Presagios (Mantra Ediciones, México, 2019) es un libro del poeta, narrador y gestor cultural mexicano, José Manuel Vacah. El mismo título del libro, Presagios, prefigura varias líneas de lectura —como las que conectan el metro de CDMX— que configuran una biblioteca del saber urbano.

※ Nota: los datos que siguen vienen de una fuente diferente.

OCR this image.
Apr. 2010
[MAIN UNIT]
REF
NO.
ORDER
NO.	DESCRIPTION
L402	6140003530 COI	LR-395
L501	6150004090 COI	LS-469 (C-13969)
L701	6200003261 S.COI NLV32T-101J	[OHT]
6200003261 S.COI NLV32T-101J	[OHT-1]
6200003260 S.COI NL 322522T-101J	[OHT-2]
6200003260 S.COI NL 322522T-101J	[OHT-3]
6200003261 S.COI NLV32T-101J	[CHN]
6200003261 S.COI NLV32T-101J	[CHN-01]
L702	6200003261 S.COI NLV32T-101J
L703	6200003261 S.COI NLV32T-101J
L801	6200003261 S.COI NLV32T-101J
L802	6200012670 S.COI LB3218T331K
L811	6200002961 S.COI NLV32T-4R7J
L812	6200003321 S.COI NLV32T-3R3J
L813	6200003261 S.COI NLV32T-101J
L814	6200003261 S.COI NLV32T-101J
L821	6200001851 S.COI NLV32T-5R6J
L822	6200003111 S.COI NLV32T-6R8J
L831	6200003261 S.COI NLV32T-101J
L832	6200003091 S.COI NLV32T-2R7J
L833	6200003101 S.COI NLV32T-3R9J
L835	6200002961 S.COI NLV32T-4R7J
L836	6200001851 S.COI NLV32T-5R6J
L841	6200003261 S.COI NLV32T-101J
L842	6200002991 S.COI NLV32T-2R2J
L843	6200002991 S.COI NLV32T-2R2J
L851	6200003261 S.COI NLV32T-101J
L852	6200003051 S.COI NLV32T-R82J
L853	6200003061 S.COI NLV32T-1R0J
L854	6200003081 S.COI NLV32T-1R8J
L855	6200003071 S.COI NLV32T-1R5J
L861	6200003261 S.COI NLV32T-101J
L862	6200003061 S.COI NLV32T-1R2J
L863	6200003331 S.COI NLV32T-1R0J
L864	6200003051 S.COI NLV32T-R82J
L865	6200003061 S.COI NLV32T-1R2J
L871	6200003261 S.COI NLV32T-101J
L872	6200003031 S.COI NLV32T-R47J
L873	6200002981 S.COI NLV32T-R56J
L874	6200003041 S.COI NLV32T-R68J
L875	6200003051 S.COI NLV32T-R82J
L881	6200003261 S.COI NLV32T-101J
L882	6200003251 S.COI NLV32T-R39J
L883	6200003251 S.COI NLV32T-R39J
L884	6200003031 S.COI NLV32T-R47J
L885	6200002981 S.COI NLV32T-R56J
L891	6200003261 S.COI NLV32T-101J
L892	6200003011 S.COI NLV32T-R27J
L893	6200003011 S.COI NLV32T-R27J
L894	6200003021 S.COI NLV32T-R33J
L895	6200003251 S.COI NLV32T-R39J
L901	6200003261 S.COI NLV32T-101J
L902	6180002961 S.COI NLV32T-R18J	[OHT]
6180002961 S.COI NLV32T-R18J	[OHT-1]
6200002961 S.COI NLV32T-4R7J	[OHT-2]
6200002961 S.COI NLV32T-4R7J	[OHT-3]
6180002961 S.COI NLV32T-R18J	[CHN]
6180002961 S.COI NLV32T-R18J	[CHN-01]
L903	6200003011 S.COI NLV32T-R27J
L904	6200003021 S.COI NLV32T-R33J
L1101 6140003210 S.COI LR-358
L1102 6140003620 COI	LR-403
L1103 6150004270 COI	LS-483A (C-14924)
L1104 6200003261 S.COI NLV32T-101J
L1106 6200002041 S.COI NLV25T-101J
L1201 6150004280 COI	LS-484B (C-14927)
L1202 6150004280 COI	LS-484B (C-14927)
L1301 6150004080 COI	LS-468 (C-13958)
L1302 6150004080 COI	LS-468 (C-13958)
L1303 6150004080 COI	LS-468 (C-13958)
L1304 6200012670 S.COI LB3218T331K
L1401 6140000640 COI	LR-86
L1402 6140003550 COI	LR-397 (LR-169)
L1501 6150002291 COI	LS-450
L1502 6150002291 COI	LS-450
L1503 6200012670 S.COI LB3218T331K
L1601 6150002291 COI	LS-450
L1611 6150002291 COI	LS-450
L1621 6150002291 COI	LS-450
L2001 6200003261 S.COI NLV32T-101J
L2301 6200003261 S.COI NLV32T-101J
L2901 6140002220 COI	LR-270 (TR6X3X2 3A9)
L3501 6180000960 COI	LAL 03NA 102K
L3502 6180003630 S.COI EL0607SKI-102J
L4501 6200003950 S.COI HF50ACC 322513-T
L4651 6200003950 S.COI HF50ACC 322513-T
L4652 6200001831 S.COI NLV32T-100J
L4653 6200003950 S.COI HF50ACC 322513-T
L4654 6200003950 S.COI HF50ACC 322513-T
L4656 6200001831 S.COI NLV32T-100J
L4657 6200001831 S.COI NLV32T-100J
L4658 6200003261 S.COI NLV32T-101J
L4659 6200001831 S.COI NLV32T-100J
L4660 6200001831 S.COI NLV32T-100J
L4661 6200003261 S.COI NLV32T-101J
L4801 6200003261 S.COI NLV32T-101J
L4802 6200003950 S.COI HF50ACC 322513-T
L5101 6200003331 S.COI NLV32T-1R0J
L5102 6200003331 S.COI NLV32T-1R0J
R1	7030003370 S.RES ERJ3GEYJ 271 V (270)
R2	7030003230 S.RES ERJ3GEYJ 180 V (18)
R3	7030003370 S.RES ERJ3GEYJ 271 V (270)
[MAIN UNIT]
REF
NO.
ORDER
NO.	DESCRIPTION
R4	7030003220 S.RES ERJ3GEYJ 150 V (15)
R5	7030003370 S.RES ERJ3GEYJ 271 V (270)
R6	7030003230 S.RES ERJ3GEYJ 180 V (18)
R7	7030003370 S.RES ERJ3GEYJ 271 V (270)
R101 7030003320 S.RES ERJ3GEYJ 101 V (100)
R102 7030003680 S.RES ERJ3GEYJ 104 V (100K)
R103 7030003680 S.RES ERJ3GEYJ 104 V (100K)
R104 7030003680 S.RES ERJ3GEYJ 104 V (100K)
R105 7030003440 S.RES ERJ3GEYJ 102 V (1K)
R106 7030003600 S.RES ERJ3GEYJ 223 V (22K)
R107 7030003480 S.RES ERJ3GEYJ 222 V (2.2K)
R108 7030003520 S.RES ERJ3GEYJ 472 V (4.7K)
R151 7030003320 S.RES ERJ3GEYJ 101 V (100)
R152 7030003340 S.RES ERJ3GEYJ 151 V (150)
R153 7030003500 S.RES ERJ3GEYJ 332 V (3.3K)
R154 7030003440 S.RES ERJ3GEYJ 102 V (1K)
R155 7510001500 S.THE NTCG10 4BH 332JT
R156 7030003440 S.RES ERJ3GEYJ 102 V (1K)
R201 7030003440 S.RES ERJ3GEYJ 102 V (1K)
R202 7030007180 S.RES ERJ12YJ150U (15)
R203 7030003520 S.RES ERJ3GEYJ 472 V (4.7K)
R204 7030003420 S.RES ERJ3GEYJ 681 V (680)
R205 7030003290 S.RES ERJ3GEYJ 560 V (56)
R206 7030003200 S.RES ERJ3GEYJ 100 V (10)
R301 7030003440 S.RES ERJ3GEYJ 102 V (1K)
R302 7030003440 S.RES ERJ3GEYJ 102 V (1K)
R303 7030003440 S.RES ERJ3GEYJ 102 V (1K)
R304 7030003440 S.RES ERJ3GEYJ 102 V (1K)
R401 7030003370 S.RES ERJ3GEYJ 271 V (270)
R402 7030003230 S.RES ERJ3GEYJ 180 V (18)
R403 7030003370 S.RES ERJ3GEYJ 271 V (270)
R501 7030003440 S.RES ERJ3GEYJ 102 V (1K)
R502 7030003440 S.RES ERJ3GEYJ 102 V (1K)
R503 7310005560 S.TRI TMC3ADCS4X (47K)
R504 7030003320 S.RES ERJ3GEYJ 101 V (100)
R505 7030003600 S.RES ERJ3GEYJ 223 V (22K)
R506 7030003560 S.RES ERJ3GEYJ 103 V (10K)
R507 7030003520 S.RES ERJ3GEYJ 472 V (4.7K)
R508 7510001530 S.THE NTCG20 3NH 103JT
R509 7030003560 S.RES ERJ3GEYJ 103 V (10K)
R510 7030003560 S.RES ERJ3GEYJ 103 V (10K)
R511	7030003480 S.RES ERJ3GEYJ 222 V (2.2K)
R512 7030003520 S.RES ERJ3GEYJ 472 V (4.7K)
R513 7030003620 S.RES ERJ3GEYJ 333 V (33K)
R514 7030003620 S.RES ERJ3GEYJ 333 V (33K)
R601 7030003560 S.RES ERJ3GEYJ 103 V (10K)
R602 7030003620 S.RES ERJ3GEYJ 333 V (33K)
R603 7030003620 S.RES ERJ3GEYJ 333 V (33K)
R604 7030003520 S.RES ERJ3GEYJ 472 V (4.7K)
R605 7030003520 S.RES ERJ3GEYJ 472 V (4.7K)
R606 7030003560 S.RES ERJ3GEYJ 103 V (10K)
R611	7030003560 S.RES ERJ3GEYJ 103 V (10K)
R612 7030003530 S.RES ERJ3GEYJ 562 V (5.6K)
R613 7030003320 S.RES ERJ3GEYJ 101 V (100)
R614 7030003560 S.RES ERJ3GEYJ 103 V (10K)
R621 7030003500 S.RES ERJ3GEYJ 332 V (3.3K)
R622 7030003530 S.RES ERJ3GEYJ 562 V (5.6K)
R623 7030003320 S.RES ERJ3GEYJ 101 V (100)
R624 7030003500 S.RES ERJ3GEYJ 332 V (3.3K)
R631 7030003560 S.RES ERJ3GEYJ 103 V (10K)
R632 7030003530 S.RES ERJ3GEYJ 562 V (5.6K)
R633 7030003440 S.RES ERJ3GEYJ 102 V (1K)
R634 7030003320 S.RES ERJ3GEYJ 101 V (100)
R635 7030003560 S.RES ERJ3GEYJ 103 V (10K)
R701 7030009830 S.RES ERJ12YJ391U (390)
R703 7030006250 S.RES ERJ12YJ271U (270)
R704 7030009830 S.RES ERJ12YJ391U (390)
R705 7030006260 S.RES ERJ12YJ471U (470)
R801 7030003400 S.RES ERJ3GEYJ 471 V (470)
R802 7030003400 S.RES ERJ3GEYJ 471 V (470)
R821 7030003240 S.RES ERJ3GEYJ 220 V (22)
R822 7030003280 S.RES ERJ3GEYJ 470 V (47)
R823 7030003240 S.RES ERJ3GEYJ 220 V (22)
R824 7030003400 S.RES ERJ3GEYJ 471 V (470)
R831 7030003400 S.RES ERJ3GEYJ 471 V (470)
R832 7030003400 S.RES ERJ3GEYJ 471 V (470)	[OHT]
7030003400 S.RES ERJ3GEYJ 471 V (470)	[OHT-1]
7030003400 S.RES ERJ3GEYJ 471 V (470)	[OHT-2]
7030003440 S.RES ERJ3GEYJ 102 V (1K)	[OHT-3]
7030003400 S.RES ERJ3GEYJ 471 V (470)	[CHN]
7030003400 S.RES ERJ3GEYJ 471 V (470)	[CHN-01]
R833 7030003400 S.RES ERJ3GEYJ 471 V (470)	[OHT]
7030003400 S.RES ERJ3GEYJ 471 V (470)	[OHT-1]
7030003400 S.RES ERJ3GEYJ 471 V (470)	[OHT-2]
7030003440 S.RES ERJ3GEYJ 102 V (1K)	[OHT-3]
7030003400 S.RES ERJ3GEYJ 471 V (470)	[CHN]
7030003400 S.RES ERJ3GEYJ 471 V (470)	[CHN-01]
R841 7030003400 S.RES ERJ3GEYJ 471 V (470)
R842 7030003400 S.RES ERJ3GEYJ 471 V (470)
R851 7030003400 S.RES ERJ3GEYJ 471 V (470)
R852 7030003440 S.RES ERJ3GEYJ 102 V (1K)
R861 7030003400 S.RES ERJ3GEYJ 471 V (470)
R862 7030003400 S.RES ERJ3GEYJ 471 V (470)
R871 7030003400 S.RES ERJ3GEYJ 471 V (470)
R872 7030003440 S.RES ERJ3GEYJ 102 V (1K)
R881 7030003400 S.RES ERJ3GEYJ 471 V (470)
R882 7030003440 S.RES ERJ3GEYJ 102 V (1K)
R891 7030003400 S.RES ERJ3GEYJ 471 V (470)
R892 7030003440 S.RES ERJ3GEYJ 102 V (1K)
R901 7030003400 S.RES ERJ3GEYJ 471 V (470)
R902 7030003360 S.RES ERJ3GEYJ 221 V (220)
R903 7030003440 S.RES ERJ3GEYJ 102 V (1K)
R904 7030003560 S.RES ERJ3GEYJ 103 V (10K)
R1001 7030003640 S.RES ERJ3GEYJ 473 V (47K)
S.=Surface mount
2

En primer lugar, somos convocados aquí a la herencia de la poesía como profecía o videncia, esa de aquel poeta-vidente de la que tanto nos han hablado Rimbaud y Bolaño, la del poeta urbano por excelencia que ama y condena su ciudad como lo hizo Isaías que profetizó la destrucción de Jerusalén. Por otro lado, podemos observar los presagios específicos de la caída de la gran ciudad de Tenochtitlan, CDMX, ante la llegada de las embarcaciones, casas flotantes, de las huestes castellanas.

Presagios se compone de una colección de poemas sobre la ciudad, el amor, la noche. Sus poemas son reflejo y efecto del amor urbano, entendido como constante y permanente movimiento que se convierte en un conmoverse, un moverse con.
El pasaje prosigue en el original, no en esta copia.